Bush, today, also referenced a speech he made before the war started. Strangely enough, I'd just been reading that very same speech:
In Iraq, a dictator is building and hiding weapons that could enable him to dominate the Middle East and intimidate the civilized world -- and we will not allow it. (Applause.) This same tyrant has close ties to terrorist organizations, and could supply them with the terrible means to strike this country -- and America will not permit it. The danger posed by Saddam Hussein and his weapons cannot be ignored or wished away. The danger must be confronted... The safety of the American people depends on ending this direct and growing threat. Acting against the danger will also contribute greatly to the long-term safety and stability of our world... A new regime in Iraq would serve as a dramatic and inspiring example of freedom for other nations in the region. [my emphasis]
- President Bush 26th February 2003
It's interesting to compare that view of Iraq with the view of those notoriously wishy-washy liberal-lefties at The Nation in the same month:
[This is] the most outrageous Big Lie of the Bush administration: that delaying an invasion to wait for the UN to complete inspections would endanger the United States. The fact is that for more than a decade the military containment of Iraq has effectively neutered Hussein, and there is no reason to believe that can't continue. Of course, there is a case to be made for keeping up pressure on Iraq to cooperate further with the UN. It is, however, counterproductive to transparently lie to a skeptical world and immoral to denigrate the inspection process because we are afraid it will undermine our cobbled-together rationale for going to war. As Powell knows from his Vietnam experience, lies have a way of catching up with you. Years from now, if the United States is still spending billions trying to micromanage the Middle East and reaping its rewards in blood, Bush will be marked indelibly, like Lyndon Johnson and Richard Nixon before him, as a leader who went to war on a lie. [my emphasis]
In 2003, Bush said "the safety of the American people depends on ending this direct and growing threat". He said much the same today. Whether you choose to believe this is a lie knowingly told or whether you prefer to believe it is the product of ignorance and incompetance is entirely up to you. I see no other ways to explain the statement though; it is, quite undeniably, wrong. Furthermore, very many people could see that it was wrong in February 2003. Bush (and Blair) continued to insist otherwise. Taking responsibility for that is going to take a lot more than a grudging admission that mistakes were made.
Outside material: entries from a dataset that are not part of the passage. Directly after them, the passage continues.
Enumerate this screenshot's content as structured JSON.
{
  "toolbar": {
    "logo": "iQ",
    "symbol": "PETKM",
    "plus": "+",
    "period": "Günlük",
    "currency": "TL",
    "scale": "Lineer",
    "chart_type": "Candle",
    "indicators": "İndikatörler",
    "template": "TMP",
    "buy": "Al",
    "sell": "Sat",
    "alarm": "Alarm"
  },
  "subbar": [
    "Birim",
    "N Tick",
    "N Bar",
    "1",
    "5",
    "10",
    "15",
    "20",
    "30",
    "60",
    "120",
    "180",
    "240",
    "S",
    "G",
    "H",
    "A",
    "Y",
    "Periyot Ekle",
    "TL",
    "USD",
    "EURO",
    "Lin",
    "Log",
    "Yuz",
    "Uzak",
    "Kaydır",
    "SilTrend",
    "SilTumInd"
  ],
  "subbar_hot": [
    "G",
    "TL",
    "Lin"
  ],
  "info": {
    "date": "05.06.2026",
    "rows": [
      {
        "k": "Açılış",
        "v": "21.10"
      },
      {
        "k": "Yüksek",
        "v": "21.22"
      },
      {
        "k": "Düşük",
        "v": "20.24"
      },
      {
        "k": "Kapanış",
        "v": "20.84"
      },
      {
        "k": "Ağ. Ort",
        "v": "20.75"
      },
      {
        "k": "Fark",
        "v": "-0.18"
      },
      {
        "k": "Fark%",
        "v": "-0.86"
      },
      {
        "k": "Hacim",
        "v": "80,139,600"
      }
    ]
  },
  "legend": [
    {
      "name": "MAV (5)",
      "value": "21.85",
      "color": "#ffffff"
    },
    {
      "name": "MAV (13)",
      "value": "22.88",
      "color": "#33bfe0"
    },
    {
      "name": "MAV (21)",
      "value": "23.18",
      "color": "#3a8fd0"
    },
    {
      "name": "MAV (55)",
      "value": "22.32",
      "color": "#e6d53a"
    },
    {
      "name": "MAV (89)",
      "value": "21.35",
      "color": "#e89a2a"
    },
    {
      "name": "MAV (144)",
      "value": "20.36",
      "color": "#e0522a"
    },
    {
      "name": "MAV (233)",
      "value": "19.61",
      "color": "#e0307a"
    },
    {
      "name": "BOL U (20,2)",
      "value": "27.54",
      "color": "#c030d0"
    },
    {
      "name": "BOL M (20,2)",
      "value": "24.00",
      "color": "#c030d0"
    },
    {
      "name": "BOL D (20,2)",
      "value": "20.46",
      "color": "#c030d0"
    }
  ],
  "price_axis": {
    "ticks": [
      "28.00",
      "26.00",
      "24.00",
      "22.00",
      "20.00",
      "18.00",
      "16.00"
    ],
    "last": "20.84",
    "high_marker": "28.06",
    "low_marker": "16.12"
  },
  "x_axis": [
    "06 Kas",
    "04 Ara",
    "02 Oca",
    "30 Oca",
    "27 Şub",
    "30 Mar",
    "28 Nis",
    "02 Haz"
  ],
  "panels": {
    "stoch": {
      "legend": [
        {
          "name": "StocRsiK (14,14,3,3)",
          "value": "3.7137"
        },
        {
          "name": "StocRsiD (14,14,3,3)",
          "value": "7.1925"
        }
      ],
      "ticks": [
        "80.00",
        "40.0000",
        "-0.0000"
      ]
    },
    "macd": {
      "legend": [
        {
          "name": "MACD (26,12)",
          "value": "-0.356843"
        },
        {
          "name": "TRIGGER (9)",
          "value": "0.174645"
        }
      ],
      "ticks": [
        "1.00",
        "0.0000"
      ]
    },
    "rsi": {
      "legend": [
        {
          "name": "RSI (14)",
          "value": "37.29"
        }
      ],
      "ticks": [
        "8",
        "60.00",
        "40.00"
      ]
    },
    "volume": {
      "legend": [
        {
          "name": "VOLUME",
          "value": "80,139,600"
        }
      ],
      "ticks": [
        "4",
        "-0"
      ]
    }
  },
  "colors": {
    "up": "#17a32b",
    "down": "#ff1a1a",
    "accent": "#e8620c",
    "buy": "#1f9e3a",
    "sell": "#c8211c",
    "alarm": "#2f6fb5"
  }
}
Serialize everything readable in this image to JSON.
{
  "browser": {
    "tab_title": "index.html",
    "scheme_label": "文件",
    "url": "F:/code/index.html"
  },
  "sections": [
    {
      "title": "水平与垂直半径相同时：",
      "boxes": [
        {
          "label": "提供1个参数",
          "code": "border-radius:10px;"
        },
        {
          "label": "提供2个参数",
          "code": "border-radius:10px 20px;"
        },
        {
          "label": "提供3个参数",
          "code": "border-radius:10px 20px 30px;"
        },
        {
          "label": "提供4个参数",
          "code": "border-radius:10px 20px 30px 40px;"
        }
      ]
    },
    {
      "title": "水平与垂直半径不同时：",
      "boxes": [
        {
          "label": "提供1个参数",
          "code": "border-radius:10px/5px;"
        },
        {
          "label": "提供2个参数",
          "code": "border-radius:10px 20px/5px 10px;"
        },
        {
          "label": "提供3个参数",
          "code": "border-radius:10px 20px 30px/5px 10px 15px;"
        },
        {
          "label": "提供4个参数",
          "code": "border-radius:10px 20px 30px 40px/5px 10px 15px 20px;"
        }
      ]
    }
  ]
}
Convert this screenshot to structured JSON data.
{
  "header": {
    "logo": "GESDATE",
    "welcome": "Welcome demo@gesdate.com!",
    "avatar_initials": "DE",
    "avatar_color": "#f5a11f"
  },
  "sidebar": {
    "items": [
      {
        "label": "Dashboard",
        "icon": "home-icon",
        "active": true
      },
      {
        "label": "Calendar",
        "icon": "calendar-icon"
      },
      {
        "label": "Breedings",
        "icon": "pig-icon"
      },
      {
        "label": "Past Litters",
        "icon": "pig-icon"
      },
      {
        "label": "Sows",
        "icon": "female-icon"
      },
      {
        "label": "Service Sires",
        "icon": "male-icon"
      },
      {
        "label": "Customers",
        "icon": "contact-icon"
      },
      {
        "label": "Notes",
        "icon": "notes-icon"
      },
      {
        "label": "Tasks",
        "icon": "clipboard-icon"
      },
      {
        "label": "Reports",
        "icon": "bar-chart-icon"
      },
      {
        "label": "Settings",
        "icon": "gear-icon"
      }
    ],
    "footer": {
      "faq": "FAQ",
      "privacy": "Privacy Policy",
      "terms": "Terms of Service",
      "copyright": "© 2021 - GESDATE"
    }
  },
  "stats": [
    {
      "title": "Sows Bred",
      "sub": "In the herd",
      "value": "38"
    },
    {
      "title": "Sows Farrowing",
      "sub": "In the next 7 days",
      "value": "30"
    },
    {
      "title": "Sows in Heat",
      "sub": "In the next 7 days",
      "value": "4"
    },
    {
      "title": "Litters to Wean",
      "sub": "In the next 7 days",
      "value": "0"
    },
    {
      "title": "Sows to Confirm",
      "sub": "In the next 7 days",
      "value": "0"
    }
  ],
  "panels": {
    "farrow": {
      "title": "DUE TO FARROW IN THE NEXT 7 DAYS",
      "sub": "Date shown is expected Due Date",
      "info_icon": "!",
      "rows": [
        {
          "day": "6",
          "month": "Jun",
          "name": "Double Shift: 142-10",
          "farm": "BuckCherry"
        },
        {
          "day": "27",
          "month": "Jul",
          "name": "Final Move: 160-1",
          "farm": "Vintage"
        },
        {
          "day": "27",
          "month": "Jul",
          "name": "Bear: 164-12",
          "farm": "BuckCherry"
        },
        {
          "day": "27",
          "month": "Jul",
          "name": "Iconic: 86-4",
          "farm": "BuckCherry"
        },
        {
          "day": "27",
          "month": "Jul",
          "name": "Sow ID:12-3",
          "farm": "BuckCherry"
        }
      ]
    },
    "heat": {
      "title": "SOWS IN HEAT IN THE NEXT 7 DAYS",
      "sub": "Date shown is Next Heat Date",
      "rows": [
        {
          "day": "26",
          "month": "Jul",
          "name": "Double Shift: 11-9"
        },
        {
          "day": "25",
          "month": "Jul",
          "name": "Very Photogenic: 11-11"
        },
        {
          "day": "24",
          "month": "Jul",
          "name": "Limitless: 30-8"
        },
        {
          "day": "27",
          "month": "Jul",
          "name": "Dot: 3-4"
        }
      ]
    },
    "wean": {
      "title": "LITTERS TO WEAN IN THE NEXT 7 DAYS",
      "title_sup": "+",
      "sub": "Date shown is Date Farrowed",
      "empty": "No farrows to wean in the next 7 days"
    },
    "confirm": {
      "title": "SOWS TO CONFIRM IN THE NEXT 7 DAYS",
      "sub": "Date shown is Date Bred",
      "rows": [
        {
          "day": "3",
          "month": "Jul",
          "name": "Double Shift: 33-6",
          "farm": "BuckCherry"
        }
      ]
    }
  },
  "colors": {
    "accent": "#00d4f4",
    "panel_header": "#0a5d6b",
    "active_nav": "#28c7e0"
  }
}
As for the long-term safety and stability of the world, consider this:
One country, though, has benefited greatly from the US-led invasion. Iran, increasingly radical, now knows that the United States lacks both the military strength and the political will to attack it.
- John Simpson 14/12/05
Hard to dispute. To call Iran's President increasingly radical is to seriously understate the problem*. Does anyone seriously believe that Saddam Hussein in 2003 was more of a threat to the region and to "the American people" than Mahmoud Ahmadinejad is today? Not likely.

It is, I think, obvious that the invasion of Iraq has fuelled an increase in support for hardliners in Iran and the Iranian government now has a clear motive to increase their defensive capabilities because of what has happened to their neighbour. What makes it more troubling still is that the Iranian President knows he has considerable room for manoeuvre at the moment, courtesy of that same invasion. Is that really "contributing greatly to the long term safety and stability of the world"?.

* At the same time, it's worth remembering that Ahmadinejad is clearly a man who loves the sound of his own voice. Much of what he says is bluster and posturing aimed at impressing a very specific audience. He still has the potential to create a far more serious problem than Saddam was every likely to manage. Iran, unlike Iraq, almost certainly does have the potential to make a nuclear weapon within a few years if it really wants to.